Material and Methods:

1) Strains:

The following strains were studied:

Lactobacillus rhamnosus strains :

• Rhamno A

• Rhamno B

• HN001

• CNCM 1-3690

Lactobacillus paracasei subsp. paracasei strains

• Paracasei A

• Paracasei B

• CNCM 1-1518

• CNCM 1-3689

HNOOl, CNCM 1-3690, CNCM 1-1518 and CNCM 1-3689 are known probiotic strains, while Rhamno A, Rhamno B, Paracasei A and Paracasei B are ordinary strains chosen at random.

2) Cryotubes:

The strains were conserved in cryotubes (2ml) which were previously made up according to the protocol below.

Strain culture was performed with Man Rogosa Sharpe (MRS) broth and incubated 16 h at 37°C; sterilized DMSO (5.3 %) has been added to improve the strain stability during the storage phase. The cryotube was frozen with nitrogen steam during 30 mn. The strain purity was checked with API gallery 50CH + methylen blue. The cryotubes were stored at - 80°C.
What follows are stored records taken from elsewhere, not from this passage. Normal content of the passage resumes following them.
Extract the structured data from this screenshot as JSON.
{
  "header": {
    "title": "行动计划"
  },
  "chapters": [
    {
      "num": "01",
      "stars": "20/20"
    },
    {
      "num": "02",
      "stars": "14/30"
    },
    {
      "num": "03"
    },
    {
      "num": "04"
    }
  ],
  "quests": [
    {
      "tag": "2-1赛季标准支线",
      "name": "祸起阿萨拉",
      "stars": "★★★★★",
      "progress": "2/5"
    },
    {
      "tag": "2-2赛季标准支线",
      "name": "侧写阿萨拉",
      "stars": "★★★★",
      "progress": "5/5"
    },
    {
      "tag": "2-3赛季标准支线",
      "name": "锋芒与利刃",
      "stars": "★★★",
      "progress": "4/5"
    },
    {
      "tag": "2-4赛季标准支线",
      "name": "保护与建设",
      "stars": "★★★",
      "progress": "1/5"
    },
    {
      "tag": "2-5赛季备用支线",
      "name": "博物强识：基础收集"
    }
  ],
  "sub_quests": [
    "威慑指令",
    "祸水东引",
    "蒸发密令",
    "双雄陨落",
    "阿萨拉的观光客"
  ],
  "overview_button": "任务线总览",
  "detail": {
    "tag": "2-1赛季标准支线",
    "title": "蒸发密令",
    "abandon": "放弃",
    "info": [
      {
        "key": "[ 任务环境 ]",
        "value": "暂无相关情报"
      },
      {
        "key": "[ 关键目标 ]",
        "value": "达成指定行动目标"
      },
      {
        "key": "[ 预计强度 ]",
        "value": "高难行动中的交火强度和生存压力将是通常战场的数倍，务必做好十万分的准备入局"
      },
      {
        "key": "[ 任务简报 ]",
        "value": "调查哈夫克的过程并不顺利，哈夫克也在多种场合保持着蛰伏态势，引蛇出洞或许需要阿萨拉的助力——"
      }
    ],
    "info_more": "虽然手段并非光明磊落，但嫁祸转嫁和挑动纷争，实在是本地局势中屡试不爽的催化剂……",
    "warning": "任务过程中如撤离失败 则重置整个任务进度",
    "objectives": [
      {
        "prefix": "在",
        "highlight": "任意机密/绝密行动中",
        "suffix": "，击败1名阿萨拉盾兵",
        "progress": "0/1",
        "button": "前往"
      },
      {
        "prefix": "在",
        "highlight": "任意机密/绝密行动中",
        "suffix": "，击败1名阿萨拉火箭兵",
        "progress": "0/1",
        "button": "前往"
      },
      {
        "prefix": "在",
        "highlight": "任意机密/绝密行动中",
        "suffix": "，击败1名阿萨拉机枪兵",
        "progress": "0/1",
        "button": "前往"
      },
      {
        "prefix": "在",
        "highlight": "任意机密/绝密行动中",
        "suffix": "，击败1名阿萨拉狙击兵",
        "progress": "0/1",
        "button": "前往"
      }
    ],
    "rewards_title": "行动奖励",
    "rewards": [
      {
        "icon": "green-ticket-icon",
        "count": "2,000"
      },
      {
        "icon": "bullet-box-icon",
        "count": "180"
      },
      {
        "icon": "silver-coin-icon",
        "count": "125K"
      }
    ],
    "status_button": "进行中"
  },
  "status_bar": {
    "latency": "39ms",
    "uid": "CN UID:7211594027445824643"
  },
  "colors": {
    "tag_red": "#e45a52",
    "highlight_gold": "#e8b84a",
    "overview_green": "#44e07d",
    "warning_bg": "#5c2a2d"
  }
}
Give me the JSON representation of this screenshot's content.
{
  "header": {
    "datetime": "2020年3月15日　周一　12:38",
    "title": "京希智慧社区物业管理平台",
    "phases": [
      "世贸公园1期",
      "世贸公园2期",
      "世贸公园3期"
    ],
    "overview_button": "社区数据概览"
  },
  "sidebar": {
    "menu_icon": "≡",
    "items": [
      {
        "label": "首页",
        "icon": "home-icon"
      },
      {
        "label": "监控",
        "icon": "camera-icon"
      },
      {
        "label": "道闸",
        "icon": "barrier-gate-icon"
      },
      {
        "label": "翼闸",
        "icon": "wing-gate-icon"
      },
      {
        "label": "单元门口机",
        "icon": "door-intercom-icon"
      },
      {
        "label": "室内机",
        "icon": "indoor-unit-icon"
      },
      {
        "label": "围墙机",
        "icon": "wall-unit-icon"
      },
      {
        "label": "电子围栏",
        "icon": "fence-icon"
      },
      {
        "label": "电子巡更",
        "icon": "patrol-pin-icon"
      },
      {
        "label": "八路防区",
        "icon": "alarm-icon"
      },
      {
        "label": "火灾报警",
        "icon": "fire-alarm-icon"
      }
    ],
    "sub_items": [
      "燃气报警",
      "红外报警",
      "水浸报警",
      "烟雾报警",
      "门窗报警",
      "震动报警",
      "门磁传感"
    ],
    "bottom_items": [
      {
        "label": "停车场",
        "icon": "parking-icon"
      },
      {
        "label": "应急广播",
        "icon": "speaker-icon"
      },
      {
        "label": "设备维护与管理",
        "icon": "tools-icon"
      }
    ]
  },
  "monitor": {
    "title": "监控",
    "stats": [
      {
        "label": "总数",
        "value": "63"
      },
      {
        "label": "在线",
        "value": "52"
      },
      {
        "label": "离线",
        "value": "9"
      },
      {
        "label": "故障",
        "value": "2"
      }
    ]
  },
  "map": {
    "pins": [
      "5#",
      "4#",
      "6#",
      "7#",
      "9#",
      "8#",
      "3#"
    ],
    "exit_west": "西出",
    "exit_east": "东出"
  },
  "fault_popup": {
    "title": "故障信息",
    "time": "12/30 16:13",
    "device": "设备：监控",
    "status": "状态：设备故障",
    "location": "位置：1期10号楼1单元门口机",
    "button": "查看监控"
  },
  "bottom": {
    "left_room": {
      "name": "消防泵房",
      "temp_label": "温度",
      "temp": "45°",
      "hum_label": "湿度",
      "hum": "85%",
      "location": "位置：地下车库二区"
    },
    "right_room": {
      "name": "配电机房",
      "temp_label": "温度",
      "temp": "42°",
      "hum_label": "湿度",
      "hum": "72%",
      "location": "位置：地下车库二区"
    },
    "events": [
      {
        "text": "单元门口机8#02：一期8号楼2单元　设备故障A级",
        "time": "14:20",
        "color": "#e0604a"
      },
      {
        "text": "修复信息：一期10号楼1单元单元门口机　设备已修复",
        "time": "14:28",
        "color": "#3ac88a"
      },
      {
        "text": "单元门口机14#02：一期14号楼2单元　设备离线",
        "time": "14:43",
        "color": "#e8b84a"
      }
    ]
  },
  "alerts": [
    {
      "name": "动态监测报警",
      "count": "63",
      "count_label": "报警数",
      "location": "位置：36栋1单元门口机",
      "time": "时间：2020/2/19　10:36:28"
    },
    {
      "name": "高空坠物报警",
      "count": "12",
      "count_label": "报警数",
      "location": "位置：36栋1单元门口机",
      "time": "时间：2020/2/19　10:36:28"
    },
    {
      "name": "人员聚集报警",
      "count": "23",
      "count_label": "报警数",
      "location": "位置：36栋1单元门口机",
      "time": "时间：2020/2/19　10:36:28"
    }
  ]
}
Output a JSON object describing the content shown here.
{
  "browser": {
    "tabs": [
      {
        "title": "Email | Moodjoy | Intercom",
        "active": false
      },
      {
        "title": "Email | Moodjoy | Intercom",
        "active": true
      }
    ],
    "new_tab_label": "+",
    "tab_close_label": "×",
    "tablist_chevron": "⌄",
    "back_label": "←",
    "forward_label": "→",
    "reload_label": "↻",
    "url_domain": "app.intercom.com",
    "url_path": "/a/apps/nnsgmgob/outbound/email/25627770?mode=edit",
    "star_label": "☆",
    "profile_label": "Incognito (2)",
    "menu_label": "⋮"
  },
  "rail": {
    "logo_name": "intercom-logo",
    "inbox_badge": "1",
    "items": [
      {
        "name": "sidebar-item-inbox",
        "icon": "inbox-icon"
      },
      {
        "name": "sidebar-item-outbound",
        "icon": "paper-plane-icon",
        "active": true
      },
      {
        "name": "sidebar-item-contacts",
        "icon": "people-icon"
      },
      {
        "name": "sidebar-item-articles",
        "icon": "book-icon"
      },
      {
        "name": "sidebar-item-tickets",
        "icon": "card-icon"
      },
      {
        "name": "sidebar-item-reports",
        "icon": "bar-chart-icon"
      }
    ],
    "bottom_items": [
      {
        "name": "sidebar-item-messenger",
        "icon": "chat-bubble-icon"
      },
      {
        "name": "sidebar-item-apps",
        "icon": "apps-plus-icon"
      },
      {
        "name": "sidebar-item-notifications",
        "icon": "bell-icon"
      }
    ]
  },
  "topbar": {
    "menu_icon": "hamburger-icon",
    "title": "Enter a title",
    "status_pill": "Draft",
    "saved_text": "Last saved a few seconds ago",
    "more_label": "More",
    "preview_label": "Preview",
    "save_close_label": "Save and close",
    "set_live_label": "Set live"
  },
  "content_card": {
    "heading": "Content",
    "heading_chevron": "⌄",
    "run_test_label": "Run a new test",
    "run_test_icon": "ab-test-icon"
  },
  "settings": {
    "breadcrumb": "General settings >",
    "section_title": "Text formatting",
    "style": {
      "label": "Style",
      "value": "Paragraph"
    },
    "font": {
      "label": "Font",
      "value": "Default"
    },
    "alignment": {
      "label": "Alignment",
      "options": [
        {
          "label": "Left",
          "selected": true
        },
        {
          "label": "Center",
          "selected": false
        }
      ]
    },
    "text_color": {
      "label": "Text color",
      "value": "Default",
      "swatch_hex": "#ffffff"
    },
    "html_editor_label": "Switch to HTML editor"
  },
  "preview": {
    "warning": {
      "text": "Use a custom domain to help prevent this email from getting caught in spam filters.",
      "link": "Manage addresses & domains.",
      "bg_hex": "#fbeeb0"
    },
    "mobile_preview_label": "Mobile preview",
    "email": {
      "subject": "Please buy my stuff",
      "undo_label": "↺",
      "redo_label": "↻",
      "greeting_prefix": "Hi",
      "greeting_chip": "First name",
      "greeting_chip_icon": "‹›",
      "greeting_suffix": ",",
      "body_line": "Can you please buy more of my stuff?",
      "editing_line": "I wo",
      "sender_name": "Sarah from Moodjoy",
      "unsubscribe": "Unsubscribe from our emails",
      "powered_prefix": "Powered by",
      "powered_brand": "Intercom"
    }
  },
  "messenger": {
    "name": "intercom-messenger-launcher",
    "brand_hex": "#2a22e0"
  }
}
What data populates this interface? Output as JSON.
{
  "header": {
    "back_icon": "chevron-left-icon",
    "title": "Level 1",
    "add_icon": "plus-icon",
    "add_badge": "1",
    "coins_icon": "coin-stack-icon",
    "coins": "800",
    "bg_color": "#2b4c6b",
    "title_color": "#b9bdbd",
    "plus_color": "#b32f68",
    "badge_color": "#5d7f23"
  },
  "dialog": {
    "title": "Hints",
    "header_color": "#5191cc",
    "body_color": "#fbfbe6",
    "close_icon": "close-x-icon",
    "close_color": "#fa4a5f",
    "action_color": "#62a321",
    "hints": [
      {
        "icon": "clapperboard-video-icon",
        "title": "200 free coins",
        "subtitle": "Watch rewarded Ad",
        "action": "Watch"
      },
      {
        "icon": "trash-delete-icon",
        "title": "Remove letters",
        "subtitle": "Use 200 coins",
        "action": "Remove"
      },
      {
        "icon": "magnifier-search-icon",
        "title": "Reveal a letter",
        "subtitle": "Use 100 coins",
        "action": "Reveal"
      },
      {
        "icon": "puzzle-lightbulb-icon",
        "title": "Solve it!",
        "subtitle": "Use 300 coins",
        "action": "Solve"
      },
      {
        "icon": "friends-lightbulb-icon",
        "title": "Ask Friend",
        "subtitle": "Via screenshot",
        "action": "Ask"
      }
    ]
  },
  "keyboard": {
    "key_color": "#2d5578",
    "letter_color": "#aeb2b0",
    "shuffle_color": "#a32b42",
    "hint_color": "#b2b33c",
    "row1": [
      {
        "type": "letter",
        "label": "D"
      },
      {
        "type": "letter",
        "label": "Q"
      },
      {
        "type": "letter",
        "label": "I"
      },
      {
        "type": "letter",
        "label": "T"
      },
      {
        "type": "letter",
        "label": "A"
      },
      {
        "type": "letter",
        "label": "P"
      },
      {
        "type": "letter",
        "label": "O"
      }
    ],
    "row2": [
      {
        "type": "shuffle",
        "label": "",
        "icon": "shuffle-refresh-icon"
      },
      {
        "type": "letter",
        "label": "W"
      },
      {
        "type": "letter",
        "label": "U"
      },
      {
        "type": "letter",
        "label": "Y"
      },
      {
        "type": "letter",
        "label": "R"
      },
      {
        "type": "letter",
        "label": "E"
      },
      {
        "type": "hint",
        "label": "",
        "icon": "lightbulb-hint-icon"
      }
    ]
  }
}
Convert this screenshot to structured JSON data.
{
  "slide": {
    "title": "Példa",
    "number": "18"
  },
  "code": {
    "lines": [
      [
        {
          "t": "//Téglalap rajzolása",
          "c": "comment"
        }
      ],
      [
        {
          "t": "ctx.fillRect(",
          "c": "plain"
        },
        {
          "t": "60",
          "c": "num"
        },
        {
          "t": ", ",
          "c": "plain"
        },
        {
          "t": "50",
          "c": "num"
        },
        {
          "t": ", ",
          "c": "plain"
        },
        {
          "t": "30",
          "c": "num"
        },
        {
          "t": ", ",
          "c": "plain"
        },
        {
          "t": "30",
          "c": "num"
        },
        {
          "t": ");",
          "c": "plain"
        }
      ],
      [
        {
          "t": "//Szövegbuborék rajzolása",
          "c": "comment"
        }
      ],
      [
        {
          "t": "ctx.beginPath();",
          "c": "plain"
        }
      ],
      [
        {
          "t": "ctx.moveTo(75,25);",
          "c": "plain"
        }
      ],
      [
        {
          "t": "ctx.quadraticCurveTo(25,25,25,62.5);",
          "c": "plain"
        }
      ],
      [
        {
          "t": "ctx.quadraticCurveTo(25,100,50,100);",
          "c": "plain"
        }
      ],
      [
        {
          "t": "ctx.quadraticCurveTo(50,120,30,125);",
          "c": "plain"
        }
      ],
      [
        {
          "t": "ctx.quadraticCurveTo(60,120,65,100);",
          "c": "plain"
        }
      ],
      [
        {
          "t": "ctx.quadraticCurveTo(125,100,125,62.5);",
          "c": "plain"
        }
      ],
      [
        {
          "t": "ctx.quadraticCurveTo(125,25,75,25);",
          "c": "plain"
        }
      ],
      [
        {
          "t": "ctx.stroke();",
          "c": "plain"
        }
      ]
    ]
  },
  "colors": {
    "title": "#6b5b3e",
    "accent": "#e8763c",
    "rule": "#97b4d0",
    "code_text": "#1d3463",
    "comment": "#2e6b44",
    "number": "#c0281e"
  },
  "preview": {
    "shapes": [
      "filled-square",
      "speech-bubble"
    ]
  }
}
3) Subculture with growth medium:

Each strain was cultured individually. The cryotubes were defrosted under sterile conditions and 1 ml (1%) of culture was added to 100 ml of sterile MRS broth used as growth medium, and incubated at 37 °C until the culture reaches the stationary phase (pH around 4.00). The subculture was centrifuged at 5000 rpm during 15 mn at 4 °C. Supernatant was replaced by sterile tryptone salt. 4) Fermentation in dairy medium:

The dairy medium contains skimmed milk powder (120 g) and distilled water (930 g). After 1 h rehydratation, the mix was sterilized by autoclaving for 15 mn at 1 15°C.

The bacteria from the subcultures were inoculated at a global bacterial population of 2 x 10 ⁷ cell/ml in 200 ml of dairy medium. When 2 strains were used, each strain represented 1/2 of the global bacterial population; when 3 strains were used, each strain represented 1/3 of the bacterial population. Fermentation was conducted at 37°C, and monitored by measuring the decrease of pH in the culture medium. Fermentation was stopped when a target pH of 3.80 was reached.

The cell count analysis is performed by serial dilutions of the fermented medium with tryptone salt solution, and plating on Petri dishes with MRS agar. Petri dishes are incubated at 37°C during 72 H in anaerobic conditions.

Results:

The results are shown in Tables I and II and Figures 1 to 3

Table I shows the total bacterial count when target of pH 3.80 is reached.

Table II shows the decrease in fermentation time needed to reach the target pH of 3.80 (average of 2 independent experiments). The decrease is calculated by the difference between the time necessary to reach pH=3.80 for the strain which shows the fastest fermentation rate when cultivated alone, and the time to reach pH=3.80 for the strain combination. We consider that a synergistic effect is present when the fermentation time reduction with combination is of at least 1 %, preferably with at least the same minimum level of population.

Table I

Table I, shows total count results. The target count (same as for the fermentation of each individual strain = at least lxl 0e9 CFU/g) is obtained for each combination tested in Table II.

Table II.

Table II clearly demonstrates that all the combinations of L. rhamnosus and/or L. casei give an unexpected synergistic increase in growth, reflected by a decrease in fermentation time of at least 1 hour. This synergistic effect is even stronger when three strains are co-fermented.

Figure 1 shows the fermentation curves under the same culture conditions, of the 2 individual strains CNCM 1-3689 and CNCM 1-3690 and of the 2 strains in co-culture (combination 5). The co-fermentation results in a decrease of 6 hours in the fermentation time.

Figure 2 shows the fermentation curves under the same culture conditions, of the 2 individual strains CNCM 1-1518 and CNCM 1-3690 and of the 2 strains in co-culture (combination 7). The co-fermentation results in a decrease of 10 hours in the fermentation time.

Figure 3 shows the fermentation curves under the same culture conditions, of the 3 individual strains CNCM 1-1518, CNCM 1-3689, and CNCM 1-3690 and of the 3 strains in co-culture (combination 11). The co-fermentation results in a decrease of 12 hours in the fermentation time.

These results confirm those presented in Table II, showing a synergistic effect of the co-fermentation of strains on the growth rate, and that the combination of three different strains is the most effective in shortening the fermentation time.